Eine Frau in Berlin. Anonyma

Nina Hoss, Max Färberböck und eine deutsch-russische Kriegsliebe ohne Kitsch

Foto: ZDF / Olczyk
Foto Rainer Tittelbach

Die letzten Kriegstage. Die Rote Armee marschiert in Berlin ein und fällt über die Frauen her. Eine sticht heraus, ist klüger als die anderen. Sie sucht sich „einen Wolf, der die Wölfe fernhält“. Und sie schreibt alles in ihr Tagebuch. Doch die Nachkriegsgesellschaft wird diese Frau nicht verstehen. Die dreistündige TV-Fassung von „Eine Frau in Berlin“ überzeugt durch ihre distanzierte Kammerspielhaftigkeit. Gesucht wird der beobachtende Zuschauer.

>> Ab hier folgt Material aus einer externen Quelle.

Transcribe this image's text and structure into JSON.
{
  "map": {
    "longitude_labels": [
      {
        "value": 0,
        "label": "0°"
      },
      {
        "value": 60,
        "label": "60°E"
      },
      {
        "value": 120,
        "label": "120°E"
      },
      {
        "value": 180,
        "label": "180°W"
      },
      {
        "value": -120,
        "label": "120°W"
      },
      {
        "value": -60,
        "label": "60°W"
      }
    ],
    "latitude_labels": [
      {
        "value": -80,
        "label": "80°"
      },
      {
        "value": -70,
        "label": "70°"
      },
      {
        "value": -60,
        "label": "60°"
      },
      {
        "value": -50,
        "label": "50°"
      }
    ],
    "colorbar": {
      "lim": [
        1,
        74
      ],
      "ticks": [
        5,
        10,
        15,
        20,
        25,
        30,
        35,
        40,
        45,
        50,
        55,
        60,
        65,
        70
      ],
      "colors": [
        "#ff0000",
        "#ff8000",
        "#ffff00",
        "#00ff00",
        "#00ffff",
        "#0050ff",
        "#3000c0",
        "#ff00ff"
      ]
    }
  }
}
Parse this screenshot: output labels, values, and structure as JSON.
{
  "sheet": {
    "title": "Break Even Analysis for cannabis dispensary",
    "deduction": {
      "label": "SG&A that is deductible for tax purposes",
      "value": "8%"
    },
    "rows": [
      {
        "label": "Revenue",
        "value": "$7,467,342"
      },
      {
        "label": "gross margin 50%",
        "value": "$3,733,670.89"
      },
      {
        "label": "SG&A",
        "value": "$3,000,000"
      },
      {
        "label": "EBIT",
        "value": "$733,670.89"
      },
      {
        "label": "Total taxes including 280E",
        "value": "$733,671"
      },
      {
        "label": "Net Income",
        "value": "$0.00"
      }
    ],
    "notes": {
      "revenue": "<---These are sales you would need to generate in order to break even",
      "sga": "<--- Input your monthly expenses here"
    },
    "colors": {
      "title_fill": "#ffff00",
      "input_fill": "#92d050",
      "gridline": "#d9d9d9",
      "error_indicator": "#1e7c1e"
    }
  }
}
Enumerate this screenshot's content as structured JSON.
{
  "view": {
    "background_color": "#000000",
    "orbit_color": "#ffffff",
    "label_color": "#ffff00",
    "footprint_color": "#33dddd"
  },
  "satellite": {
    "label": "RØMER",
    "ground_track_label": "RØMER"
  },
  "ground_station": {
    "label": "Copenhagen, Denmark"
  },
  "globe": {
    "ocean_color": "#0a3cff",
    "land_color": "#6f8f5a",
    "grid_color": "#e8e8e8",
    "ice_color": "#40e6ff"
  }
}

April 1945, die Rote Armee marschiert in Berlin ein. In den Notgemeinschaften der Luftschutzkeller und zerbombten Häusern herrscht die Angst vor Vergewaltigung. Inmitten der Frauen und wenigen Männer sticht eine hervor: Anonyma. Eine kluge Frau, einst Journalistin und Fotografin, die sich hat mitreißen lassen von der nationalsozialistischen Idee, von der Welle, die 13 Jahre zuvor über Deutschland kam. Jetzt steht sie in den Trümmern des Dritten Reichs. Sie ist den anderen Frauen überlegen: Sie ist schön, intelligent, sie spricht Russisch, sie ist mutig, stolz und besitzt einen unbändigen (Über-)Lebenswillen. Doch auch diese Überlegenheit bringt ihr zunächst nicht viel. Auch sie entkommt der Vergewaltigung nicht. Doch aus der Demütigung erwächst Trotz und Kraft: „Ab jetzt werde ich selbst entscheiden, wer mich bekommt“, vertraut sie ihrem Tagebuch an. Und sie sucht sich einen Beschützer, „einen Wolf, der die Wölfe fernhält“, einen russischen Offizier.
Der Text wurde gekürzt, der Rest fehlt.